“Extortion is the obtaining of property from another, with his consent … induced by a wrongful use of force or fear….” (Pen.Code, § 518.) Fear, for purposes of extortion “may be induced by a threat, either: [¶] … [¶] 2. To accuse the individual threatened … of any crime; or, [¶] 3. To expose, or impute to him . . . any deformity, disgrace or crime[.]” (Pen.Code, § 519.) “Every person who, with intent to extort any money or other property from another, sends or delivers to any person any letter or other writing, whether subscribed or not, expressing or implying, or adapted to imply, any threat such as is specified in Section 519, is punishable in the same manner as if such money or property were actually obtained by means of such threat.” (Pen.Code, § 523.)
Extortion has been characterized as a paradoxical crime in that it criminalizes the making of threats that, in and of themselves, may not be illegal. “[I]n many blackmail cases the threat is to do something in itself perfectly legal, but that threat nevertheless becomes illegal when coupled with a demand for money.” (Philippine Export & Foreign Loan Guarantee Corp. v. Chuidian (1990) 218 Cal.App.3d 1058, 1079, 267 Cal.Rptr. 457.)[13] The extortion statutes “all adopted at the same time and relating to the same subject matter, clearly indicate that the legislature in denouncing the wrongful use of fear as a means of obtaining property from another had in mind threats to do the acts specified in section 519, the making of which for the purpose stated is declared to be a wrongful use of fear induced thereby.” (People v. Beggs (1918) 178 Cal. 79, 83, 172 P. 152.) “It is the means employed [to obtain the property of another] which the law denounces, and though the purpose may be to collect a just indebtedness arising from and created by the criminal act for which the threat is to prosecute the wrongdoer, it is nevertheless within the statutory inhibition. The law does not contemplate the use of criminal process as a means of collecting a debt.” (Id. at p. 84, 172 P. 152; People v. Tufunga (1999) 21 Cal.4th 935, 955, 987 P.2d 168 [In Beggs “we explained that because of the strong public policy militating against self-help by force or fear, courts will not recognize a good faith defense to the satisfaction of a debt when accomplished by the use of force or fear”]; Lindenbaum v. State Bar (1945) 26 Cal.2d 565, 573, 160 P.2d 9 [For purposes of extortion “[i]t is immaterial that the money which petitioner sought to obtain through threats may have been justly due him”]; Gomez v. Garcia (9th Cir.1996) 81 F.3d 95, 97 [“The law of California was established in 1918 that belief that the victim owes a debt is not a defense to the crime of extortion”].)
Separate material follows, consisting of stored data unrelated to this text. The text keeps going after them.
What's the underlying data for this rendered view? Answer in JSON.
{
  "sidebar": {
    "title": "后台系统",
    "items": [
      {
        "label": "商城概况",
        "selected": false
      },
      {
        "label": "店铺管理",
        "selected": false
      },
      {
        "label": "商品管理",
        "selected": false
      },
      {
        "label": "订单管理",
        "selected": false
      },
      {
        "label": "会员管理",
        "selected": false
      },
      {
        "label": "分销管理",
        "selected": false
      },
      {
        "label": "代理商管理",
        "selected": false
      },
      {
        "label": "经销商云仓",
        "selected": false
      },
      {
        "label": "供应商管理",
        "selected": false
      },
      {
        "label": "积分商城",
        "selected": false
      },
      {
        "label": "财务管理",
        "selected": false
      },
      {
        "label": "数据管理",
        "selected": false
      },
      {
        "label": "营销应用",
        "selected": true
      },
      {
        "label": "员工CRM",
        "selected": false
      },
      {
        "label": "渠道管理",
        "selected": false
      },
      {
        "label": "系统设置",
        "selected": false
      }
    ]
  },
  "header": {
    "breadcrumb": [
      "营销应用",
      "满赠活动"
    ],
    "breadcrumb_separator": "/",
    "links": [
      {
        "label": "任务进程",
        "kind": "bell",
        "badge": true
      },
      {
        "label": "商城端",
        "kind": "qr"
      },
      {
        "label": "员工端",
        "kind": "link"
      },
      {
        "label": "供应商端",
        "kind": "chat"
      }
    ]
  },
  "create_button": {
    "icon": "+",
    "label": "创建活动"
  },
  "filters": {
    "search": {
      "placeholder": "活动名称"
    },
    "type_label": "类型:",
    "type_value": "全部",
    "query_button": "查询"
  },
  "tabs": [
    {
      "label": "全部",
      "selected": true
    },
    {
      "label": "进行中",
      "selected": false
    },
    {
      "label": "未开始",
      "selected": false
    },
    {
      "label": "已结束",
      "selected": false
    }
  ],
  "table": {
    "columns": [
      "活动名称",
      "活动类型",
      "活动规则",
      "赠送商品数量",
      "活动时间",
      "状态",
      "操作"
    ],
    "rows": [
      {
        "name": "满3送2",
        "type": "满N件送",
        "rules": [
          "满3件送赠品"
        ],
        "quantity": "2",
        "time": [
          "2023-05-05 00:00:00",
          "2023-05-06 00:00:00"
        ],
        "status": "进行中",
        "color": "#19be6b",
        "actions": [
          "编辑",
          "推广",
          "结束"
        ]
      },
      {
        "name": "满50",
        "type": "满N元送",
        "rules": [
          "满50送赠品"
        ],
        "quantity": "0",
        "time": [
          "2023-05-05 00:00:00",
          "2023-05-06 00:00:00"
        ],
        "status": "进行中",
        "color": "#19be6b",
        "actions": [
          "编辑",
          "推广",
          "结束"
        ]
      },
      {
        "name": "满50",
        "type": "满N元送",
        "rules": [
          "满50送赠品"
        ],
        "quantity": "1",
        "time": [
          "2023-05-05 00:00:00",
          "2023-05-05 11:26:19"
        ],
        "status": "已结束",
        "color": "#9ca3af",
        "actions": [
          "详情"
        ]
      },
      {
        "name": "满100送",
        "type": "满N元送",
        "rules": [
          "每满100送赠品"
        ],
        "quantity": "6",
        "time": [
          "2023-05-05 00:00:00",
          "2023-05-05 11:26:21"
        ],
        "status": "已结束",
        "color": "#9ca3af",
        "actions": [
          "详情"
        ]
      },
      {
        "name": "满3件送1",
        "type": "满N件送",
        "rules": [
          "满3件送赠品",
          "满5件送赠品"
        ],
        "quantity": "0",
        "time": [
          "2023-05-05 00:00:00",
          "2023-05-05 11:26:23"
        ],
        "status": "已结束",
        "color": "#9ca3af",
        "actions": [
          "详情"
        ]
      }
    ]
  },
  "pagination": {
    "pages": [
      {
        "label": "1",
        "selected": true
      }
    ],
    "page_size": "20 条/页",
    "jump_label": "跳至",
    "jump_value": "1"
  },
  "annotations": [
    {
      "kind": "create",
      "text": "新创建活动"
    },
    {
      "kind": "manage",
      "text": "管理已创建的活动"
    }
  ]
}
Moreover, threats to do the acts that constitute extortion under Penal Code section 519 are extortionate whether or not the victim committed the crime or indiscretion upon which the threat is based and whether or not the person making the threat could have reported the victim to the authorities or arrested the victim. (People v. Sanders (1922) 188 Cal. 744, 756, 207 P. 380; People v. Goldstein (1948) 84 Cal.App.2d 581, 587, 191 P.2d 102; People v. Hesslink (1985) 167 Cal.App.3d 781, 787, 213 Cal.Rptr. 465.) Furthermore, the crime with which the extortionist threatens his or her victim need not be a specific crime. “[T]he accusations need only be such as to put the intended victim of the extortion in fear of being accused of some crime. The more vague and general the terms of the accusation the better it would subserve the purpose of the accuser in magnifying the fears of his victim, and the better also it would serve to protect him in the event of the failure to accomplish his extortion and of a prosecution for his attempted crime.” (People v. Sanders, supra, at pp. 749-750, 207 P. 380; People v. Massengale (1968) 261 Cal.App.2d 758, 764-765, 68 Cal.Rptr. 415.)
Attorneys are not exempt from these principles in their professional conduct. Indeed, the rules of professional conduct specifically prohibit attorneys from “threaten[ing] to present criminal, administration, or disciplinary charges to obtain an advantage in a civil dispute.” (Cal. Rules of Prof. Conduct, rule 5-100(A).)
Extortion is not a constitutionally protected form of speech. (R.A.V. v. City of St. Paul (1992) 505 U.S. 377, 420, 112 S.Ct. 2538, 120 L.Ed.2d 305 (conc. opn. of Stevens, J.) [“Although the First Amendment broadly protects `speech,’ it does not protect the right to . . . `extort'”]; United States v. Quinn (5th Cir.1975) 514 F.2d 1250, 1268 [“It may categorically be stated that extortionate speech has no more constitutional protection than that uttered by a robber while ordering his victim to hand over the money, which is no protection at all”].)